Hotel rates in Mideast have bottomed out
As sentiment in the capital market continues to improve, the hospitality sector too, is in for a pleasant surprise.
The room rates and revenue per available room (RevPAR) that were under pressure since 2008 will now stabilise and improve gradually. Meanwhile, budget hotels are all set to grow in the region, Arnaud Andrieu, Vice-President, CB Richard Ellis Hotels (Middle East), told Emirates Business in an exclusive interview.
What is your take on the present situation of the hospitality sector in the region, Dubai and the UAE in particular?
If we benchmark Dubai's hotels against the global markets, Dubai has been performing quite well. We have observed that recently there has been an increase in Dubai and in Abu Dhabi a high RevPAR has been recorded. There could be some new supply in the market, too, as some property owners are now planning to restart their projects. If you compare the hospitality industry to other industries [in the region] the former is performing well. Because of the right strategy, the sector was able to perform well even during the crisis.
Do you think the hospitality sector in the region will ever be able to reach the levels it had reached around 2007?
I am not sure about that but we [the hospitality sector] used to be in an embryonic market where the sector was not mature and not too developed. For the past five years, the developers have been focusing on the luxury segment but now new properties are coming in the market with different positioning.
Many properties [real estate] are converted to hospitality properties – sometimes this makes sense, sometimes it does not.
The sector is just going further into the cycle and the market is getting more developed in terms of supply, in terms of different categories and profiles. Earlier, we only had travellers from Europe. But this is not the case anymore, now travellers from other parts of the GCC and the Middle East form a prominent part. However, I think the growth driven by active participation of investors will commence after 2011.
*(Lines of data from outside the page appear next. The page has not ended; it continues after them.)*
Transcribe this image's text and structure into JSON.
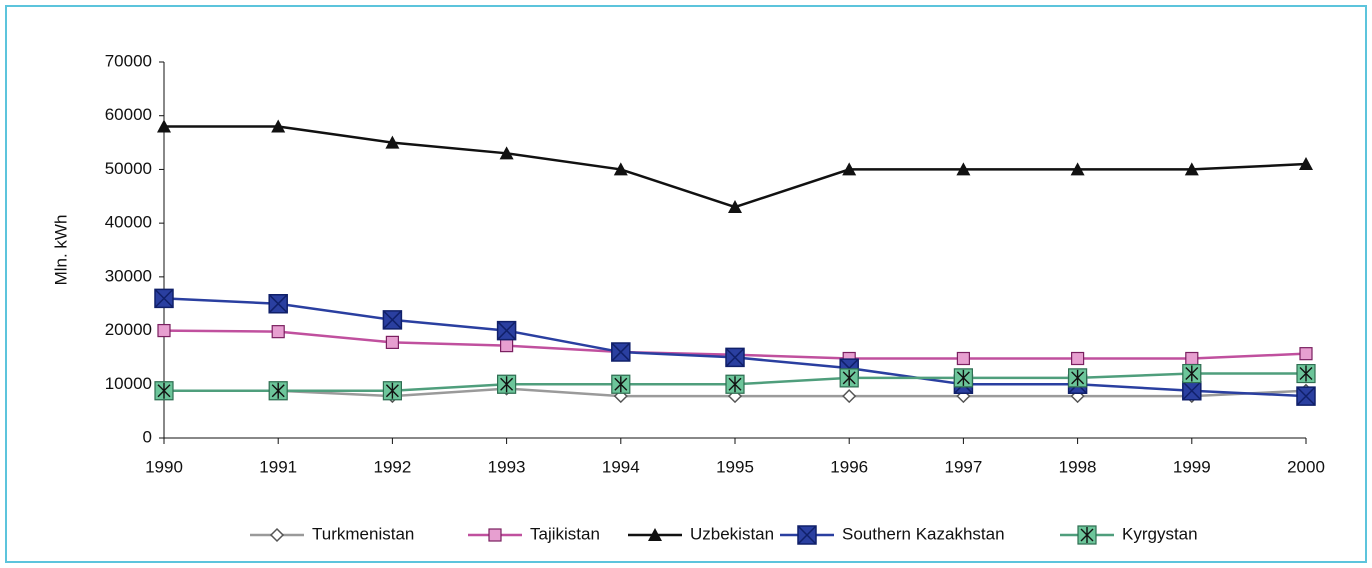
{
  "chart_data": {
    "type": "line",
    "y_label": "Mln. kWh",
    "categories": [
      "1990",
      "1991",
      "1992",
      "1993",
      "1994",
      "1995",
      "1996",
      "1997",
      "1998",
      "1999",
      "2000"
    ],
    "ylim": [
      0,
      70000
    ],
    "yticks": [
      0,
      10000,
      20000,
      30000,
      40000,
      50000,
      60000,
      70000
    ],
    "series": [
      {
        "name": "Turkmenistan",
        "color": "#9a9a9a",
        "marker": "diamond",
        "values": [
          8800,
          8800,
          7800,
          9200,
          7800,
          7800,
          7800,
          7800,
          7800,
          7800,
          8800
        ]
      },
      {
        "name": "Tajikistan",
        "color": "#c0509e",
        "marker": "square",
        "values": [
          20000,
          19800,
          17800,
          17200,
          16000,
          15500,
          14800,
          14800,
          14800,
          14800,
          15700
        ]
      },
      {
        "name": "Uzbekistan",
        "color": "#111111",
        "marker": "triangle",
        "values": [
          58000,
          58000,
          55000,
          53000,
          50000,
          43000,
          50000,
          50000,
          50000,
          50000,
          51000
        ]
      },
      {
        "name": "Southern Kazakhstan",
        "color": "#2a3fa0",
        "marker": "xsquare",
        "values": [
          26000,
          25000,
          22000,
          20000,
          16000,
          15000,
          13000,
          10000,
          10000,
          8800,
          7800
        ]
      },
      {
        "name": "Kyrgystan",
        "color": "#4f9e7c",
        "marker": "asterisk",
        "values": [
          8800,
          8800,
          8800,
          10000,
          10000,
          10000,
          11200,
          11200,
          11200,
          12000,
          12000
        ]
      }
    ]
  }
}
Many hospitality players have reduced their room rates by as much as 40 per cent to increase occupancy levels. Do you think the rates will fall further or will they stabilise?
The main thing was when the demand decreased, occupancy fell and the market became more competitive.
So you have to put pressure on the prices and that is what happened.
I think the prices have bottomed out and from here on they will only increase. With better revenue management strategies, the hotels will do better, especially as now their positioning is clearer.
You mean to say that the markets have hit a nadir and that the room rates will not fall further?
Frankly, it depends on properties. But generally speaking [for the hospitality industry] prices have hit the lowest point and cannot dip beyond this. The price is actually a good value for money with regards to destination Dubai. I would say that prices are very attractive. Even the airfares to the emirate are really attractive. More tourists will be attracted to this part of the world due to the competitive pricing.
How is the investment scene in the sector?
There is still parity between the price that owners expect and what buyers are willing to pay. Many buyers are holding on to their properties and are not willing to exit. There are very few, big distressed properties on the block. And you have to be careful while looking at these properties. That is where we come in the transaction. We differentiate these properties and point out which are the properties that could be a good opportunity to invest in.
Lately, a lot has been said about the budget segment of the hospitality sector. What is the growth potential for budget hotels in the region?
I see great potential. First of all, we have to understand that only about 20 per cent of the total hotels in the region are budget hotels.
This means there is a good opportunities for investors and the mid-scale operators.
We have seen great development of some brands and how they differentiate themselves for the price they are offering and the services they offer vis-à-vis the luxury segment. Like a Dubai-based two-star hotel is asking around Dh400 for a room per day. Against this, the four-star hotels are asking Dh650 per day.
So if you see the difference in the way they are positioning themselves – the budget segment – it may not justify the price they are asking for. Having said that, the budget segment is becoming more prominent in the market today. Every hotel is positioning itself and targeting its own niche.
How do you compare the Middle East hospitality sector against other developing markets such as the Asia Pacific?
When you look at Asia-Pacific you see our colleagues in Singapore are quite busy on investments. That means the cycle in terms of investments is more advanced than what we are experiencing in the Middle East. This is mainly because you have more institutional players and liquidity in that part of the world.